I don’t think of myself as a betting man, so I was surprised to learn that in fact, we’re making bets all of the time. This is Annie Duke’s main thesis in Thinking in Bets.
Duke shares how she mastered thinking probabilistically through playing professional poker, and then went far beyond it. Duke argues that bets are the best way to describe how we act on information. By thinking in bets, we can make better and better decisions. Mike Fishbein shares many of the best lessons from the book in this terrific blog post.
Interesting non-fiction books offer a compelling, refined way of seeing something. This feels helpful and clarifying – but it hasn’t actually helped you yet. The onus is on you, the reader, to do something with what you read. You need to learn it. You need to apply it. Otherwise, reading is just the intellectual equivalent of absentmindedly watching Netflix on the couch after a long day.
I was curious to find a creative way to make the information in Duke’s book actionable for myself. Playing poker seemed like an obvious choice. I don’t know how to play poker, and I love playing games. But for whatever reason, poker just doesn’t interest or excite me. I did want to start thinking with probabilities, though, so it could start to impact my projects and responsibilities.
So I started asking around – how did other people think probabilistically? How did they encounter these ideas? How did they apply them?
A friend told me that he had been tracking predictions in an Airtable. This seemed like a fun, safe-to-fail experiment, so I set it in motion.
Even after using the Airtable for a few days, I noticed a number of positive outcomes. I started to notice when I was falling into black and white thinking: “it will happen” or “it won’t happen.” That would trigger me to assess chances instead, and then to prepare for multiple possible outcomes.

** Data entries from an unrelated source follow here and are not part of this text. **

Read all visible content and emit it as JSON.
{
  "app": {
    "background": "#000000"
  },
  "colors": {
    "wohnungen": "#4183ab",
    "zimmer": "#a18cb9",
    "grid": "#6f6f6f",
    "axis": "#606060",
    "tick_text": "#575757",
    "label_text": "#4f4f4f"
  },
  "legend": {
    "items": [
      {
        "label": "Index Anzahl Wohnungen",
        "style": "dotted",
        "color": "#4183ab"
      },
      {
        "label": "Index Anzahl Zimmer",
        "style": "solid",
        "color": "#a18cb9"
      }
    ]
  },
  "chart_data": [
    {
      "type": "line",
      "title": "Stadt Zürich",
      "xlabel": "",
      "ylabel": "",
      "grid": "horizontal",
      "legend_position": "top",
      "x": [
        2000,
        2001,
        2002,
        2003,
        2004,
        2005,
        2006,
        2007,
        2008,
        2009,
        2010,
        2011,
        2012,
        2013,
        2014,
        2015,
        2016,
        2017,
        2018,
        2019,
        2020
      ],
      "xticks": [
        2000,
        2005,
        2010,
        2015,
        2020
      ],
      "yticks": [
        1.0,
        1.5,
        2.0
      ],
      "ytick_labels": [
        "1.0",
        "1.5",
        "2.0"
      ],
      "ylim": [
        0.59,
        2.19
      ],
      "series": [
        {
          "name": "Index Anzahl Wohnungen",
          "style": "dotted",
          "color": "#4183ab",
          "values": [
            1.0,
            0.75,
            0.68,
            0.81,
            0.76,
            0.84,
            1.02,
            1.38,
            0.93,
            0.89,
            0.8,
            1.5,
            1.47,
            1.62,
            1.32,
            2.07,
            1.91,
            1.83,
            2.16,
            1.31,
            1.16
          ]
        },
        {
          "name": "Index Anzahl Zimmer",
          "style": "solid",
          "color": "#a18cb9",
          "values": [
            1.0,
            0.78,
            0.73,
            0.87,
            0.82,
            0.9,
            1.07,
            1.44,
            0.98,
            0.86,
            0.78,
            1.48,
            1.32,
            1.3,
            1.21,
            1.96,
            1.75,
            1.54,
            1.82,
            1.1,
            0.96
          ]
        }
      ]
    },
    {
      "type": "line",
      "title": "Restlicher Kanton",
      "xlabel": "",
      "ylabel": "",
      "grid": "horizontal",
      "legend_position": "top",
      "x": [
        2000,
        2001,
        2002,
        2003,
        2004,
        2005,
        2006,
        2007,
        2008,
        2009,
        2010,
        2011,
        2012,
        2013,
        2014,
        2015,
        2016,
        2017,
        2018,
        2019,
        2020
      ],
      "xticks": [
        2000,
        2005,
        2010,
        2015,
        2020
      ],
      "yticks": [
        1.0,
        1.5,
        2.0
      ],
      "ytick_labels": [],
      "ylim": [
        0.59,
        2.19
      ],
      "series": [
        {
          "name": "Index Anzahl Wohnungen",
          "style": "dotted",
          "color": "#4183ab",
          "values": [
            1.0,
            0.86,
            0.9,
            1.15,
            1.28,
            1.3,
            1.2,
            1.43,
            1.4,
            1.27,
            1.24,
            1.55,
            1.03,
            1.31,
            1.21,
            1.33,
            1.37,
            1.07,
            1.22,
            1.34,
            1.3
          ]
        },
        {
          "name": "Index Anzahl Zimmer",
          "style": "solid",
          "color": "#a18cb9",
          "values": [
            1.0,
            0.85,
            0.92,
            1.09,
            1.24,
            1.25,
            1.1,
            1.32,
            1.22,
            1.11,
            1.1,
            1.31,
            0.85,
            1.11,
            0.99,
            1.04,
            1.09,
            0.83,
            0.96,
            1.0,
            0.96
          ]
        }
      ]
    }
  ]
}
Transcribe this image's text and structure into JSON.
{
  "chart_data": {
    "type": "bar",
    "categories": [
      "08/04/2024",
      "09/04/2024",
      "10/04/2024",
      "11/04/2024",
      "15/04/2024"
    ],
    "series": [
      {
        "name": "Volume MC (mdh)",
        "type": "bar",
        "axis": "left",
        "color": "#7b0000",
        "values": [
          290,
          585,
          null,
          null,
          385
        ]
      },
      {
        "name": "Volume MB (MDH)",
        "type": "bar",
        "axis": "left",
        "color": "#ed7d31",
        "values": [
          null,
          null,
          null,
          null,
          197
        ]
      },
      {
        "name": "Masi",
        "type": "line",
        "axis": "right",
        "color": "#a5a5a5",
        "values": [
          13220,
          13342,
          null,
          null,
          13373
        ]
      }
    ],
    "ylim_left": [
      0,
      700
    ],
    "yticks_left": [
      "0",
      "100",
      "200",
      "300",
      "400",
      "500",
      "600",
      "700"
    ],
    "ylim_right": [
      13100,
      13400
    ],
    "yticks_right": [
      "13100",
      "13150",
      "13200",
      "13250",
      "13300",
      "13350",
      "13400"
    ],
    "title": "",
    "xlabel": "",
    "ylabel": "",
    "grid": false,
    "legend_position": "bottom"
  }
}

Tracking predictions again and again has fine-tuned my ability to predict the future. One example is that I predicted early in my experiment that in six months, I would be living in the Bay Area. But it turns out I’m living back in Vermont, since I moved across the country! I’ve consistently noticed that things that I’m very confident of are less likely to be accurate, while things that I’m less confident are more likely to be accurate.
As a bonus, this has helped me to get more familiar with maintaining a database with Airtable. I had already used Airtable for managing a personal CRM, but I knew I could be making better use of its features.
Since then, I’ve started using Airtable more and more at work. I’ve also had a chance to start using probabilistic thinking there.
Since I’m doing a lot of work fundraising for our non-profit, we’ve started using Opportunity Value to calculate the estimated probability of success with each opportunity. Using this concept is standard practice in non-profits and sales, but was new for me personally. Opportunity Value is just the estimated value (e.g. $10,000) multiplied by estimated probability (40%). That means that the opportunity is worth $4,000.
Of course, you need to have good information and methods for estimating probability collectively, in context, but this isn’t that hard. It’s even easier if you’ve already done the work of learning to think probabilistically.
One unexpected facet of this experiment is how vulnerable it is. I really wouldn’t want to share many of my predictions. We may already making “bets” all the time, but it’s not necessarily polite to voice our predictions.